Marron menace to spread in Melbourne
Recreational fishing at Devilbend Reserve on the Mornington Peninsula could allow more feral populations of marron, a noxious freshwater crayfish, to establish in Victoria writes Kim Brooks.
Devilbend Reserve is one of two known locations of the invasive Western Australian crayfish in Victoria.
Dr Ross Thompson, co-author of Devilbend Aquatic Habitats Ecosystem Study, said one of the reasons marrons haven’t spread from Devilbend is because the reserve is not open to the public.
Devilbend Reserve has been closed since it became a water catchment in the 1960s.
Between 2000 and 2001, Melbourne Water removed the reservoir from the water supply network and initiated plans for its future use.
VRFish, the Victorian recreational fishers representative organisation, and recreational fishing interests have been lobbying for recreational fishing at Devilbend Reserve for over ten years.
When Parks Victoria open Devilbend Reserve to recreational fishers, as confirmed in the Final Management Plan released in May, the potential threat of marron to spread into other fishing spots in Victoria becomes a real concern.
The marron are considered a Noxious Aquatic Species under the Fisheries Act 1995 (Vic). Existing legislation prohibits the possession of marron at any time.
Additionally, it is illegal for a person to bring into Victoria, or take, hatch, keep, possess, sell, transport, put in any container or release marron.
Parks Victoria have noted in the Management Plan that restrictions on the type of fishing equipment permitted in the reserve will be employed to manage the spread of marron.
“It’s actually a declared noxious pest, it’s illegal for Parks Victoria to allow it to spread,” said Dr Thompson.
“Probably one of the reasons it’s not being spread is that people aren’t able to move in and out of the reserve, to me that’s a major issue that unless dealt with I would never open that personally for any form of recreational use.”
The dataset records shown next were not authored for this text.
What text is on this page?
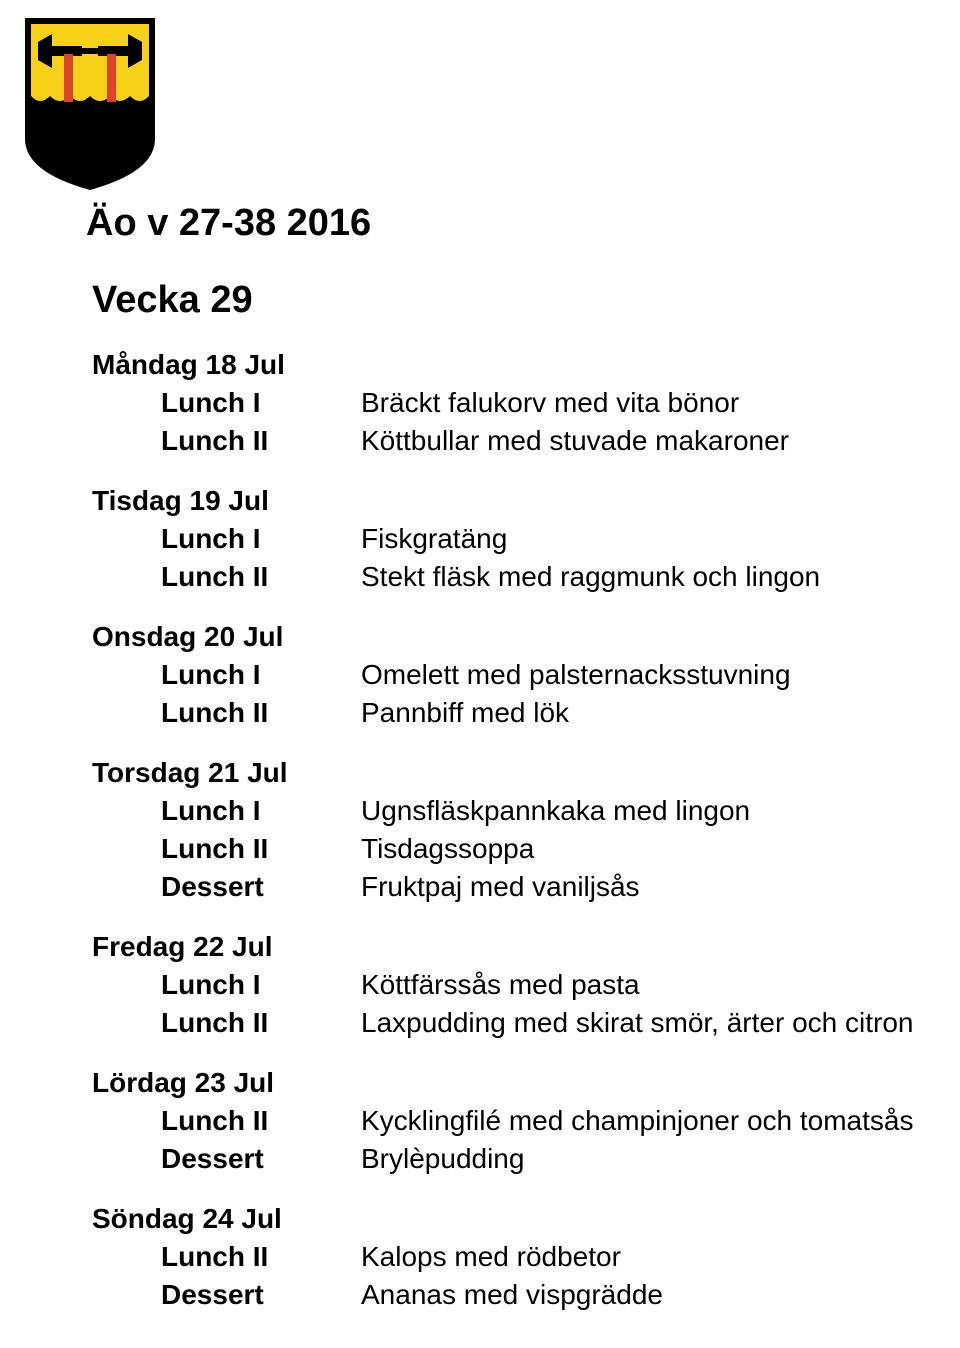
Äo v 27-38 2016
Vecka 29
Måndag 18 Jul
Lunch I	Bräckt falukorv med vita bönor
Lunch II	Köttbullar med stuvade makaroner
Tisdag 19 Jul
Lunch I	Fiskgratäng
Lunch II	Stekt fläsk med raggmunk och lingon
Onsdag 20 Jul
Lunch I	Omelett med palsternacksstuvning
Lunch II	Pannbiff med lök
Torsdag 21 Jul
Lunch I	Ugnsfläskpannkaka med lingon
Lunch II	Tisdagssoppa
Dessert	Fruktpaj med vaniljsås
Fredag 22 Jul
Lunch I	Köttfärssås med pasta
Lunch II	Laxpudding med skirat smör, ärter och citron
Lördag 23 Jul
Lunch II	Kycklingfilé med champinjoner och tomatsås
Dessert	Brylèpudding
Söndag 24 Jul
Lunch II	Kalops med rödbetor
Dessert	Ananas med vispgrädde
A confidential report on marron in Victoria conducted by the Arthur Rylah Institute for the Department of Sustainability and Environment states that the spread of marron within Victoria is likely to occur from the translocation of marron sourced from Devilbend Reservoir.
Don Ellis, President of Metropolitan Anglers Association, believes the idea that marron will spread is a “furphy”. He said that recreational fishers recognise marron and would not mistakenly remove them from the Reserve.
Devilbend Foundation, a local community group, disagree. In a letter to the Minister for Agriculture and Small Business in 2007, the President of Devilbend Foundation called the feral population of marron in the Devilbend Reservoir a potential threat to the aquatic environments of Victoria.
Tom Camp, member of Mornington Peninsula Fly Fishers and long time advocate for recreational fishing at Devilbend Reserve believes that fishers will help contain the feral population of marron at the Reservoir.
“The best way to maintain and manage marron is if you have people there keeping an eye on it, the worst thing to do is leave it unchecked.”